People who have COPD can expect increasing breathlessness over time.

At first, this just means being short of breath after strenuous exercise. Later, it means getting out of breath from walking in a hurry, or from going up a flight of stairs. Eventually, someone with COPD has to stop for breath after walking slowly for just a few minutes. In the end, dressing and undressing becomes difficult.

Fortunately, there's a lot that can be done to make it easier to breathe. For smokers, quitting smoking is always the most important step at any stage of COPD. Preventing infections is important, so make sure to be vaccinated for flu and pneumococcal disease. So are drug treatments that make it easier to breathe.

"For those with very advanced COPD, we offer pulmonary rehabilitation," Khurana says. "We focus on improving quality of life, reducing shortness of breath, and increasing exercise tolerance. Pulmonary rehab improves outcomes in COPD."

Exercise always helps. "Even if patients are still independent in daily activities and fully employed, any degree of activity would help," Khurana says. "Making sure breathing muscles are in good condition lets people use their lungs to their fullest capacity to improve shortness of breath."

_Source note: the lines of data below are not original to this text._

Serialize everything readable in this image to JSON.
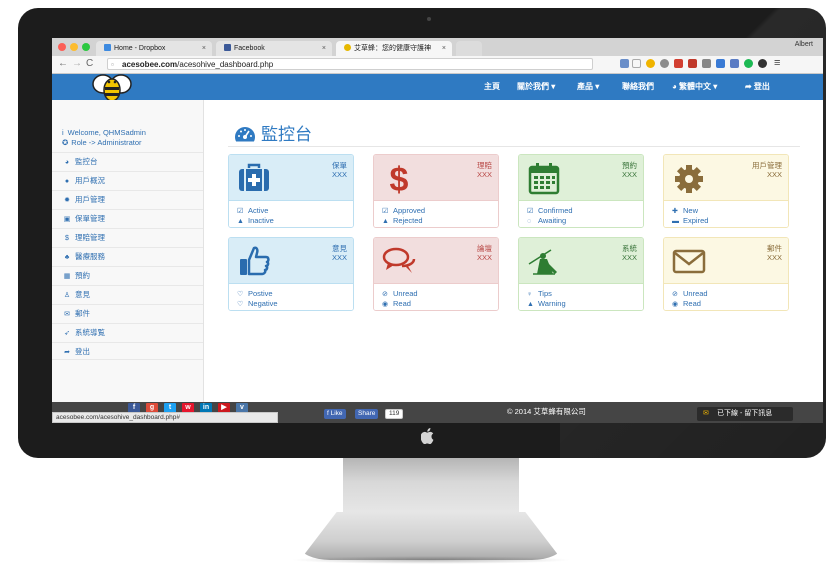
{
  "browser": {
    "profile": "Albert",
    "tabs": [
      {
        "title": "Home - Dropbox",
        "close": "×",
        "fav": "#3d8ae0"
      },
      {
        "title": "Facebook",
        "close": "×",
        "fav": "#3b5998"
      },
      {
        "title": "艾草蜂：您的健康守護神",
        "close": "×",
        "fav": "#e6b800"
      }
    ],
    "url_host": "acesobee.com",
    "url_path": "/acesohive_dashboard.php",
    "status_url": "acesobee.com/acesohive_dashboard.php#"
  },
  "navbar": {
    "items": [
      "主頁",
      "關於我們 ▾",
      "產品 ▾",
      "聯絡我們",
      "◕ 繁體中文 ▾",
      "➦ 登出"
    ],
    "color": "#2f7ac2"
  },
  "sidebar": {
    "welcome": "Welcome, QHMSadmin",
    "role": "Role -> Administrator",
    "items": [
      {
        "icon": "dashboard-icon",
        "label": "監控台"
      },
      {
        "icon": "user-icon",
        "label": "用戶概況"
      },
      {
        "icon": "gear-icon",
        "label": "用戶管理"
      },
      {
        "icon": "briefcase-icon",
        "label": "保單管理"
      },
      {
        "icon": "dollar-icon",
        "label": "理賠管理"
      },
      {
        "icon": "medical-icon",
        "label": "醫療服務"
      },
      {
        "icon": "calendar-icon",
        "label": "預約"
      },
      {
        "icon": "thumbs-up-icon",
        "label": "意見"
      },
      {
        "icon": "envelope-icon",
        "label": "郵件"
      },
      {
        "icon": "send-icon",
        "label": "系統導覧"
      },
      {
        "icon": "logout-icon",
        "label": "登出"
      }
    ]
  },
  "main": {
    "title": "監控台",
    "cards": [
      {
        "label": "保單",
        "count": "XXX",
        "theme": "blue",
        "icon": "medkit-icon",
        "links": [
          {
            "icon": "☑",
            "text": "Active"
          },
          {
            "icon": "▲",
            "text": "Inactive"
          }
        ]
      },
      {
        "label": "理賠",
        "count": "XXX",
        "theme": "red",
        "icon": "dollar-icon",
        "links": [
          {
            "icon": "☑",
            "text": "Approved"
          },
          {
            "icon": "▲",
            "text": "Rejected"
          }
        ]
      },
      {
        "label": "預約",
        "count": "XXX",
        "theme": "green",
        "icon": "calendar-icon",
        "links": [
          {
            "icon": "☑",
            "text": "Confirmed"
          },
          {
            "icon": "◌",
            "text": "Awaiting"
          }
        ]
      },
      {
        "label": "用戶管理",
        "count": "XXX",
        "theme": "yellow",
        "icon": "cog-icon",
        "links": [
          {
            "icon": "✚",
            "text": "New"
          },
          {
            "icon": "▬",
            "text": "Expired"
          }
        ]
      },
      {
        "label": "意見",
        "count": "XXX",
        "theme": "blue",
        "icon": "thumbs-up-icon",
        "links": [
          {
            "icon": "♡",
            "text": "Postive"
          },
          {
            "icon": "♡",
            "text": "Negative"
          }
        ]
      },
      {
        "label": "論壇",
        "count": "XXX",
        "theme": "red",
        "icon": "comments-icon",
        "links": [
          {
            "icon": "⊘",
            "text": "Unread"
          },
          {
            "icon": "◉",
            "text": "Read"
          }
        ]
      },
      {
        "label": "系統",
        "count": "XXX",
        "theme": "green",
        "icon": "knight-icon",
        "links": [
          {
            "icon": "♀",
            "text": "Tips"
          },
          {
            "icon": "▲",
            "text": "Warning"
          }
        ]
      },
      {
        "label": "郵件",
        "count": "XXX",
        "theme": "yellow",
        "icon": "envelope-icon",
        "links": [
          {
            "icon": "⊘",
            "text": "Unread"
          },
          {
            "icon": "◉",
            "text": "Read"
          }
        ]
      }
    ]
  },
  "footer": {
    "copyright": "© 2014 艾草蜂有限公司",
    "like": "Like",
    "share": "Share",
    "share_count": "119",
    "message": "已下線 - 留下訊息"
  }
}
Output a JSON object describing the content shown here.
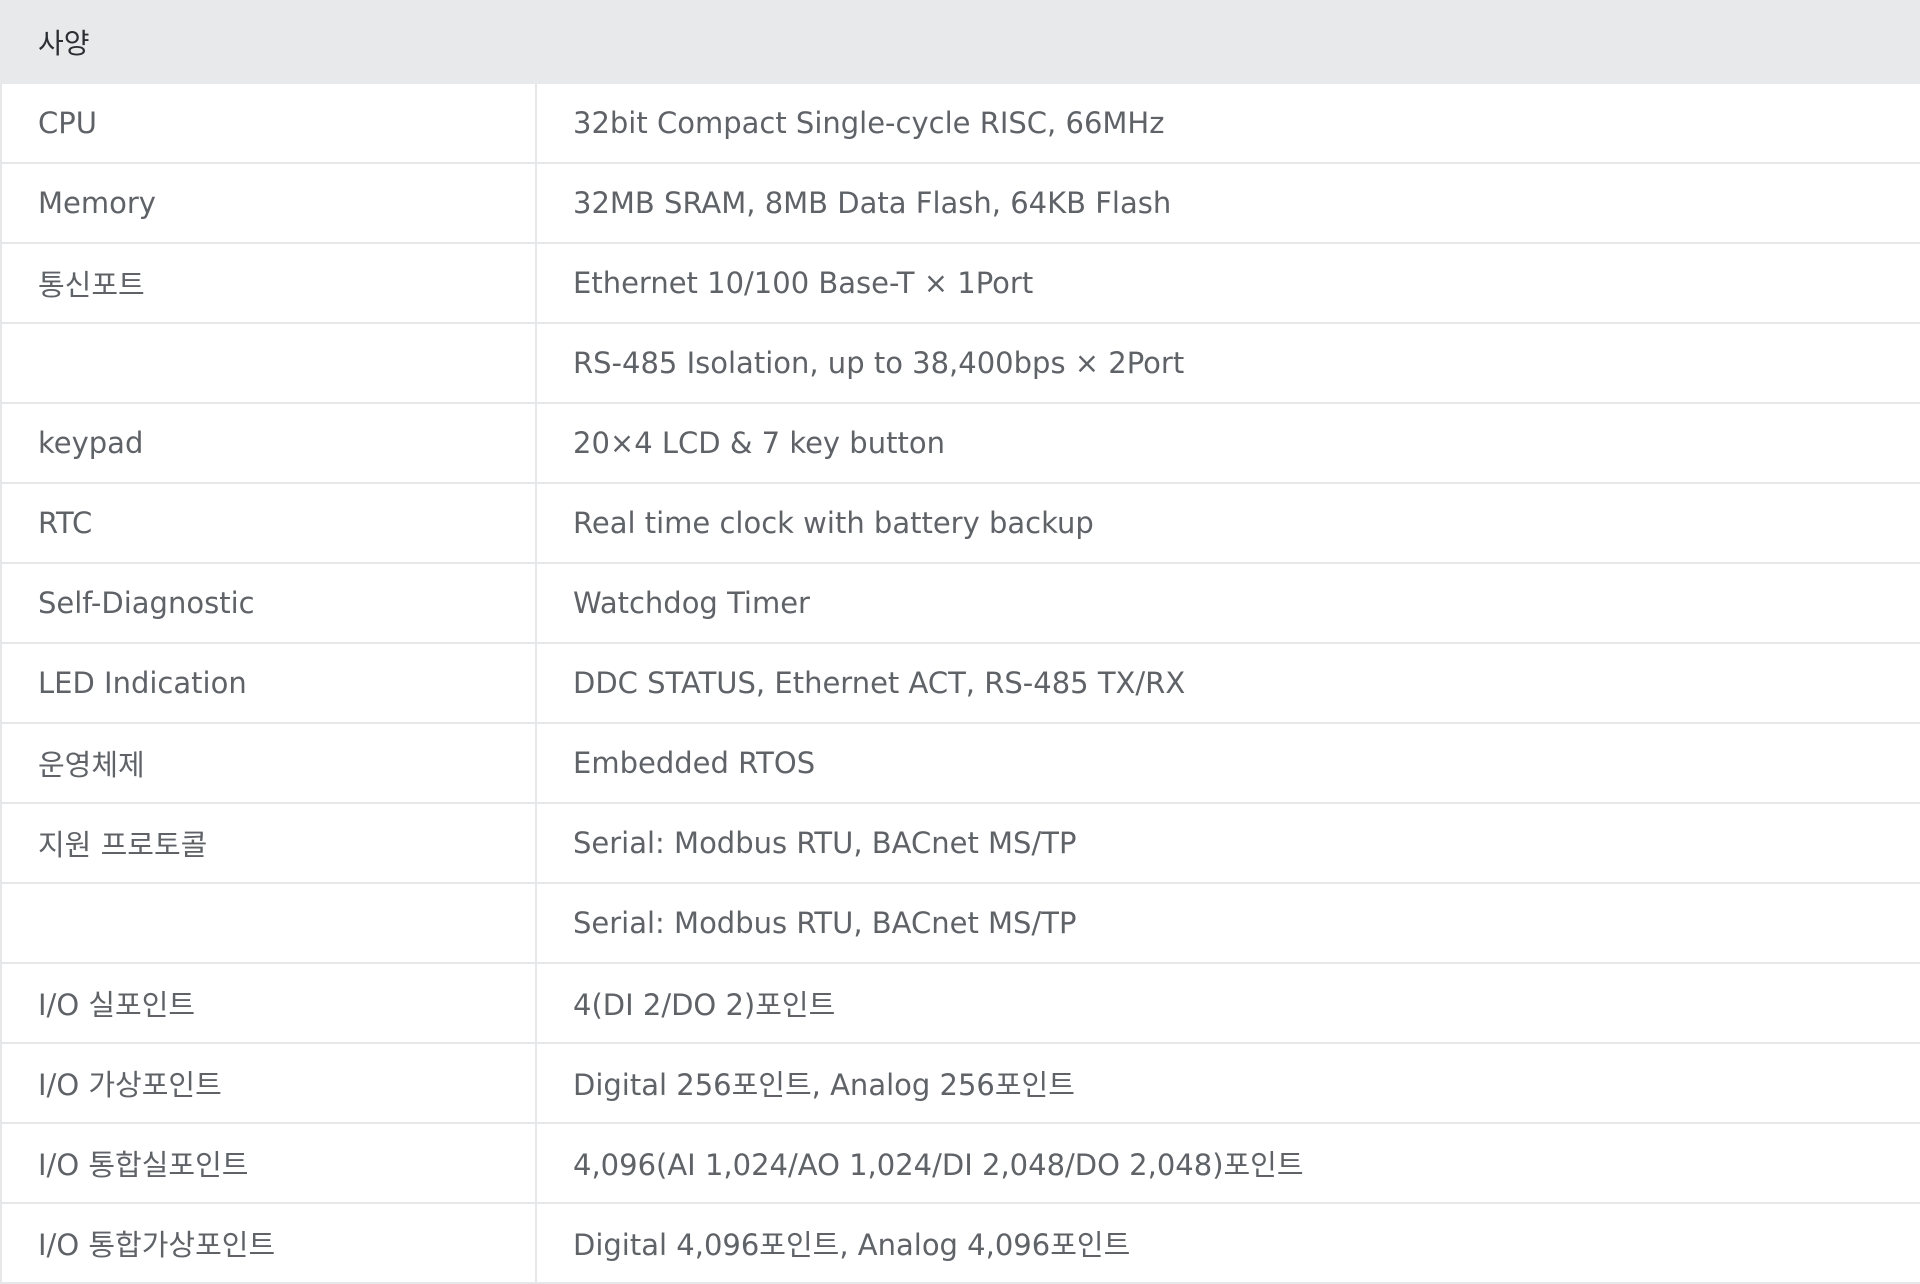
{
  "table": {
    "header": "사양",
    "rows": [
      {
        "label": "CPU",
        "value": "32bit Compact Single-cycle RISC, 66MHz"
      },
      {
        "label": "Memory",
        "value": "32MB SRAM, 8MB Data Flash, 64KB Flash"
      },
      {
        "label": "통신포트",
        "value": "Ethernet 10/100 Base-T × 1Port"
      },
      {
        "label": "",
        "value": "RS-485 Isolation, up to 38,400bps × 2Port"
      },
      {
        "label": "keypad",
        "value": "20×4 LCD & 7 key button"
      },
      {
        "label": "RTC",
        "value": "Real time clock with battery backup"
      },
      {
        "label": "Self-Diagnostic",
        "value": "Watchdog Timer"
      },
      {
        "label": "LED Indication",
        "value": "DDC STATUS, Ethernet ACT, RS-485 TX/RX"
      },
      {
        "label": "운영체제",
        "value": "Embedded RTOS"
      },
      {
        "label": "지원 프로토콜",
        "value": "Serial: Modbus RTU, BACnet MS/TP"
      },
      {
        "label": "",
        "value": "Serial: Modbus RTU, BACnet MS/TP"
      },
      {
        "label": "I/O 실포인트",
        "value": "4(DI 2/DO 2)포인트"
      },
      {
        "label": "I/O 가상포인트",
        "value": "Digital 256포인트, Analog 256포인트"
      },
      {
        "label": "I/O 통합실포인트",
        "value": "4,096(AI 1,024/AO 1,024/DI 2,048/DO 2,048)포인트"
      },
      {
        "label": "I/O 통합가상포인트",
        "value": "Digital 4,096포인트, Analog 4,096포인트"
      }
    ]
  }
}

In the later stages of COPD, when the lungs can't get enough oxygen, proper use of home oxygen makes a big difference.

"We make every effort to educate patients about using home oxygen on a regular basis," Khurana says. "It is one of the interventions that improve survival and longevity."

The Future of COPD

Early diagnosis of COPD has been the exception rather than the rule. As that changes, Kiley says, more and more people with COPD will enter clinical trials.

Kiley says that what's needed right now are small, relatively fast clinical trials to find treatments that work for at least some people with COPD, and to learn why some treatments work for some people and not for others.

"To manage the COPD patient, we are going to have a variety of agents that will hit different disease pathways," he says. "We must then figure out how to combine them to improve lung structure and function."

And in the not-too-distant future, Kiley expects regenerative medicine to provide tools to repair lungs damaged by COPD, which is the No. 3 cause of death in the U.S.

"We are on a pathway that in 10 years will make things very different for the COPD patient," he says. "We hope for novel therapies at a minimum. And at a maximum, would like to say we can regrow lung tissue, repair lung injury, or actually cure COPD. That is a reach, but not totally out of our game plans."